Retraining is not free. Learning to work effectively with AI takes time, support, and resources. Organisations that deploy AI without investing in retraining are making a bet that their people will figure it out on their own. Some will. Some will not.
The burden falls unevenly. AI disproportionately affects routine cognitive tasks. The roles most affected tend to be middle-skill, middle-income positions. Senior roles that involve judgement, relationships, and strategy are less affected. Entry-level roles that involve physical work are less affected. The middle gets squeezed.
Speed matters. Gradual change is manageable. Rapid change is not. If AI transforms a role over five years, people can adapt. If it transforms a role in twelve months, many cannot. The speed of AI capability improvement suggests the transformation may be faster than previous technology waves.
What Responsible Organisations Should Do
We advise our clients on this because we believe it matters, and because ignoring it creates real business risk.
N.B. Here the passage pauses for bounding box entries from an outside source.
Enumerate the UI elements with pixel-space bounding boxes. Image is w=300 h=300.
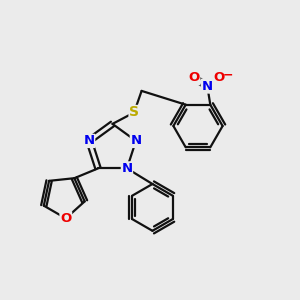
Text: N: N <box>130 134 142 147</box>
Text: N: N <box>122 162 133 175</box>
Text: N: N <box>83 134 95 147</box>
Text: O: O <box>188 71 200 84</box>
Text: O: O <box>60 212 71 225</box>
Text: −: − <box>223 68 233 81</box>
Text: N: N <box>202 80 213 93</box>
Text: S: S <box>129 106 139 119</box>
Text: O: O <box>214 71 225 84</box>
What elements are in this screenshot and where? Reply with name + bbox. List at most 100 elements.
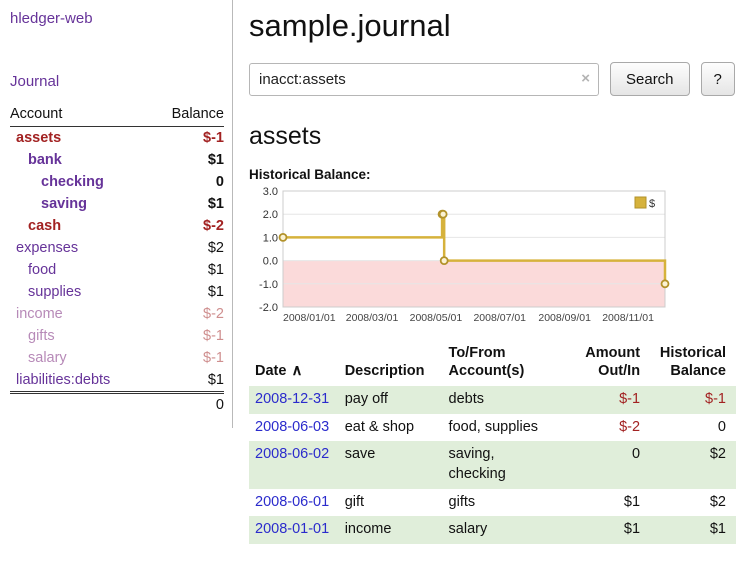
accounts-total-spacer <box>10 391 151 416</box>
svg-text:-2.0: -2.0 <box>259 302 278 314</box>
account-balance: $-1 <box>203 328 224 344</box>
accounts-table: Account Balance assets $-1 bank $1 checking 0… <box>10 104 224 416</box>
account-name-cell: food <box>10 259 151 281</box>
account-name-cell: gifts <box>10 325 151 347</box>
sidebar: hledger-web Journal Account Balance asse… <box>0 0 233 428</box>
svg-text:2008/05/01: 2008/05/01 <box>410 312 463 324</box>
account-link[interactable]: supplies <box>28 284 82 300</box>
account-name-cell: cash <box>10 215 151 237</box>
account-balance: $-2 <box>203 306 224 322</box>
register-date-cell: 2008-06-03 <box>249 414 345 442</box>
register-date-cell: 2008-01-01 <box>249 516 345 544</box>
help-button[interactable]: ? <box>700 62 735 96</box>
account-name-cell: salary <box>10 347 151 369</box>
register-balance-cell: $2 <box>709 493 726 510</box>
register-row: 2008-06-01 gift gifts $1 $2 <box>249 489 736 517</box>
register-col-balance: Historical Balance <box>659 345 726 380</box>
historical-balance-chart: 3.0 2.0 1.0 0.0 -1.0 -2.0 2008/01/01 2008/03/01… <box>259 186 670 324</box>
clear-search-icon[interactable]: × <box>581 69 590 87</box>
account-link[interactable]: income <box>16 306 63 322</box>
register-col-amount: Amount Out/In <box>585 345 641 380</box>
register-balance-cell: $-1 <box>705 391 726 408</box>
svg-text:2008/07/01: 2008/07/01 <box>473 312 526 324</box>
account-name-cell: liabilities:debts <box>10 369 151 393</box>
account-link[interactable]: checking <box>41 174 104 190</box>
search-bar: × Search ? <box>249 62 736 96</box>
account-balance: $-2 <box>203 218 224 234</box>
register-amount-cell: $-1 <box>619 391 641 408</box>
chart-title: Historical Balance: <box>249 167 371 182</box>
account-link[interactable]: bank <box>28 152 62 168</box>
account-row: salary $-1 <box>10 347 224 369</box>
register-date-cell: 2008-06-01 <box>249 489 345 517</box>
register-amount-cell: $1 <box>623 521 641 538</box>
register-row: 2008-12-31 pay off debts $-1 $-1 <box>249 386 736 414</box>
account-link[interactable]: expenses <box>16 240 79 256</box>
search-button[interactable]: Search <box>610 62 690 96</box>
journal-link[interactable]: Journal <box>10 73 60 90</box>
transaction-date-link[interactable]: 2008-06-01 <box>255 493 330 510</box>
transaction-date-link[interactable]: 2008-06-03 <box>255 418 330 435</box>
svg-text:1.0: 1.0 <box>263 232 278 244</box>
register-balance-cell: 0 <box>717 418 726 435</box>
search-box: × <box>249 62 599 96</box>
register-balance-cell: $1 <box>709 521 726 538</box>
account-balance: $1 <box>207 262 224 278</box>
account-link[interactable]: salary <box>28 350 67 366</box>
register-row: 2008-01-01 income salary $1 $1 <box>249 516 736 544</box>
register-row: 2008-06-02 save saving, checking 0 $2 <box>249 441 736 489</box>
register-col-description: Description <box>344 363 425 380</box>
account-name-cell: income <box>10 303 151 325</box>
account-link[interactable]: food <box>28 262 57 278</box>
svg-text:0.0: 0.0 <box>263 256 278 268</box>
register-account-cell: debts <box>448 391 485 408</box>
account-link[interactable]: gifts <box>28 328 55 344</box>
register-description-cell: eat & shop <box>344 418 415 435</box>
register-col-date-label: Date <box>255 362 287 379</box>
main-content: sample.journal × Search ? assets Histori… <box>233 0 742 544</box>
svg-text:2008/01/01: 2008/01/01 <box>283 312 336 324</box>
app-title-link[interactable]: hledger-web <box>10 10 93 27</box>
account-row: supplies $1 <box>10 281 224 303</box>
account-row: cash $-2 <box>10 215 224 237</box>
account-link[interactable]: liabilities:debts <box>16 372 111 388</box>
svg-text:-1.0: -1.0 <box>259 279 278 291</box>
account-row: bank $1 <box>10 149 224 171</box>
transaction-date-link[interactable]: 2008-12-31 <box>255 391 330 408</box>
sort-ascending-icon: ∧ <box>291 361 303 379</box>
transaction-date-link[interactable]: 2008-06-02 <box>255 446 330 463</box>
svg-text:2008/03/01: 2008/03/01 <box>346 312 399 324</box>
svg-text:2008/09/01: 2008/09/01 <box>538 312 591 324</box>
account-balance: $-1 <box>203 350 224 366</box>
search-input[interactable] <box>249 62 599 96</box>
account-name-cell: assets <box>10 127 151 150</box>
account-row: income $-2 <box>10 303 224 325</box>
svg-text:2.0: 2.0 <box>263 209 278 221</box>
register-date-cell: 2008-12-31 <box>249 386 345 414</box>
account-row: gifts $-1 <box>10 325 224 347</box>
account-row: saving $1 <box>10 193 224 215</box>
account-link[interactable]: assets <box>16 130 62 146</box>
register-date-cell: 2008-06-02 <box>249 441 345 488</box>
account-balance: 0 <box>215 174 224 190</box>
register-header-row: Date ∧ Description To/From Account(s) Amo… <box>249 341 736 386</box>
register-col-date[interactable]: Date ∧ <box>249 341 345 386</box>
account-row: checking 0 <box>10 171 224 193</box>
register-col-account: To/From Account(s) <box>448 345 525 380</box>
register-description-cell: gift <box>344 493 365 510</box>
account-balance: $1 <box>207 152 224 168</box>
account-name-cell: checking <box>10 171 151 193</box>
register-amount-cell: $-2 <box>619 418 641 435</box>
svg-text:$: $ <box>649 198 655 210</box>
register-account-cell: food, supplies <box>448 418 539 435</box>
account-row: expenses $2 <box>10 237 224 259</box>
account-balance: $2 <box>207 240 224 256</box>
account-link[interactable]: cash <box>28 218 62 234</box>
register-account-cell: gifts <box>448 493 476 510</box>
account-link[interactable]: saving <box>41 196 87 212</box>
account-name-cell: expenses <box>10 237 151 259</box>
account-balance: $1 <box>207 284 224 300</box>
accounts-col-account: Account <box>10 104 151 127</box>
accounts-total-balance: 0 <box>150 391 224 416</box>
transaction-date-link[interactable]: 2008-01-01 <box>255 521 330 538</box>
Disengaged, anxious employees do not adopt AI effectively.
Be honest about the impact. Do not promise that nobody's role will change. Do not promise that AI will only make things better. Be specific about which tasks will change, which roles will evolve, and what support you will provide during the transition.
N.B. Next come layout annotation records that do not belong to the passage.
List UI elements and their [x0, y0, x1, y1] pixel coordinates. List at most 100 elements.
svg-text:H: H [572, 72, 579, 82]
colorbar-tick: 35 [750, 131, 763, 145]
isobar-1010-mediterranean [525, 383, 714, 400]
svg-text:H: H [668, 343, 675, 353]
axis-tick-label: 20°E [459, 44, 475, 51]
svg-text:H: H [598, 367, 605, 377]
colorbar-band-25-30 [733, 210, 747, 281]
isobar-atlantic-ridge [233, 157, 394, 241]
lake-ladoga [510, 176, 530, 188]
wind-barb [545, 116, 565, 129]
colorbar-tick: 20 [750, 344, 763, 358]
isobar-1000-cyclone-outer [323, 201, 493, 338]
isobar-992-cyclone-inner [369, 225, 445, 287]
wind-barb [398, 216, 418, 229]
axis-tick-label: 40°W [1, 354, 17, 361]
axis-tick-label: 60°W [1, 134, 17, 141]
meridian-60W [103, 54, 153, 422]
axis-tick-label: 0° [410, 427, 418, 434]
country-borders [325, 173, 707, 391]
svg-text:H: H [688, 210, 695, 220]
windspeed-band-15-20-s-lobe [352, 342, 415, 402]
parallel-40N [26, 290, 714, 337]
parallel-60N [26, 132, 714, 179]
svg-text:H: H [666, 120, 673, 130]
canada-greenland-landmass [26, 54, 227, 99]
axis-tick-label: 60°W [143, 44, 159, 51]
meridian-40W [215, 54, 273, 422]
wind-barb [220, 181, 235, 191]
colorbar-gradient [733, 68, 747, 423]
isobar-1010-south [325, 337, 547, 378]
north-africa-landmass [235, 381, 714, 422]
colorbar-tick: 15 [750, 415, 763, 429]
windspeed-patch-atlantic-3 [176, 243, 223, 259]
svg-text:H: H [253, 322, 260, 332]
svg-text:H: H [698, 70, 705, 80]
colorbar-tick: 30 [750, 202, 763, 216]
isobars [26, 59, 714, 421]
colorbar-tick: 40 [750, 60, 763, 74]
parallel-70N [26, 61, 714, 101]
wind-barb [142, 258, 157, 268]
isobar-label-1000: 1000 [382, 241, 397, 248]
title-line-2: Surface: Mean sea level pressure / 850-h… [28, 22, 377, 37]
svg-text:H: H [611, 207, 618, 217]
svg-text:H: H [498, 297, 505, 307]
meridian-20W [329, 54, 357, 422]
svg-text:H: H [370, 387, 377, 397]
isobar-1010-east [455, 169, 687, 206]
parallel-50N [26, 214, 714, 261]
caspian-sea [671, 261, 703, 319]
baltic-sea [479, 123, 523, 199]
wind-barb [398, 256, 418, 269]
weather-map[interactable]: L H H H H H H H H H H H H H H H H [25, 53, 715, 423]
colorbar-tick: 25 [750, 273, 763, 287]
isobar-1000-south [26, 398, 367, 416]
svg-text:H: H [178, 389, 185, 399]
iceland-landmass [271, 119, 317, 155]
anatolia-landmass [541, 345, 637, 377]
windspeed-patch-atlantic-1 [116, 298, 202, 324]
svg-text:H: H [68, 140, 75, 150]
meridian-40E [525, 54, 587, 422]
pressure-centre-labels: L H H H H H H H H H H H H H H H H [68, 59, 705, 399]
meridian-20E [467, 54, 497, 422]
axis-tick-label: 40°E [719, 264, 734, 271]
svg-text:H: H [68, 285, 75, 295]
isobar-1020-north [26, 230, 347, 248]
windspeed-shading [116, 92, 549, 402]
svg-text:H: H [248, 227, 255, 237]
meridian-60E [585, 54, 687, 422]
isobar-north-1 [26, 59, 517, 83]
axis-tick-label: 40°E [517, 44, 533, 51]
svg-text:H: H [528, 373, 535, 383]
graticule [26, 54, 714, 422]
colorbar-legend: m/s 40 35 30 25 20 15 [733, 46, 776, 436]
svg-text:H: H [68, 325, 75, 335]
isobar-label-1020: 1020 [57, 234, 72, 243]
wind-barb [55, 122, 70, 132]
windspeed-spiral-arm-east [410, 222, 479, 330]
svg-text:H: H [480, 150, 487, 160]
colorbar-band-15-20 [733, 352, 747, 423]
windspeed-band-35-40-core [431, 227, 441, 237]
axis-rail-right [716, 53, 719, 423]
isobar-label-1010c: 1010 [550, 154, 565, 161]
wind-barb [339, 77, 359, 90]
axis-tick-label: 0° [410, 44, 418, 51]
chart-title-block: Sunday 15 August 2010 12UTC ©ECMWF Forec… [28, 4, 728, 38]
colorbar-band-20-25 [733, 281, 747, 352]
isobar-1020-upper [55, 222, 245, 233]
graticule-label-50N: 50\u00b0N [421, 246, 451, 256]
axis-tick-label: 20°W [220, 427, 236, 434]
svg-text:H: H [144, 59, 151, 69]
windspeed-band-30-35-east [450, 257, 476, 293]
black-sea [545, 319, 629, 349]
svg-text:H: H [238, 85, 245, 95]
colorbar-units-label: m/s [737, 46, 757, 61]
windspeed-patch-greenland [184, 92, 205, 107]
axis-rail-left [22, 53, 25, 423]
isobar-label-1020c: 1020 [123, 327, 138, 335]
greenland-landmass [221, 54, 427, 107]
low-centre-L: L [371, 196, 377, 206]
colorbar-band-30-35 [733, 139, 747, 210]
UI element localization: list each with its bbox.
Invest in retraining before deployment. Start capability building before you deploy AI, not after. Give people time to develop new skills while their existing skills are still relevant.
Create transition pathways. For roles that will shrink, what are the adjacent roles people can move into? What skills do they need? How will you support the transition? This needs to be specific and funded, not vague promises.
Measure the human impact. Track not just AI performance and cost savings, but employee engagement, stress levels, and skill development. If your AI deployment is technically successful but your team is miserable, you have not succeeded.
Slow down if necessary. If the organisation is not ready for the change, slow the deployment. A six-month delay that preserves team health is better than a rapid deployment that destroys trust.
Our Own Position
We are an AI company. We build AI systems. We benefit from AI adoption. And we believe that building AI responsibly includes being honest about its effects on work.
We will not sell AI to a client without discussing the workforce impact. We will not pretend that AI is purely additive. We will not ignore the transition costs.
This is not altruism. It is pragmatism. AI deployments that ignore the human impact fail. Not because the technology fails, but because the people resist, disengage, or leave. The organisations that manage the transition well get better AI outcomes than the ones that pretend there is no transition to manage.
The honest take is this: AI will change work significantly. Most people will be fine if the transition is managed well. Many will not be fine if the transition is ignored. The difference is a choice organisations make, not an inevitable outcome of the technology.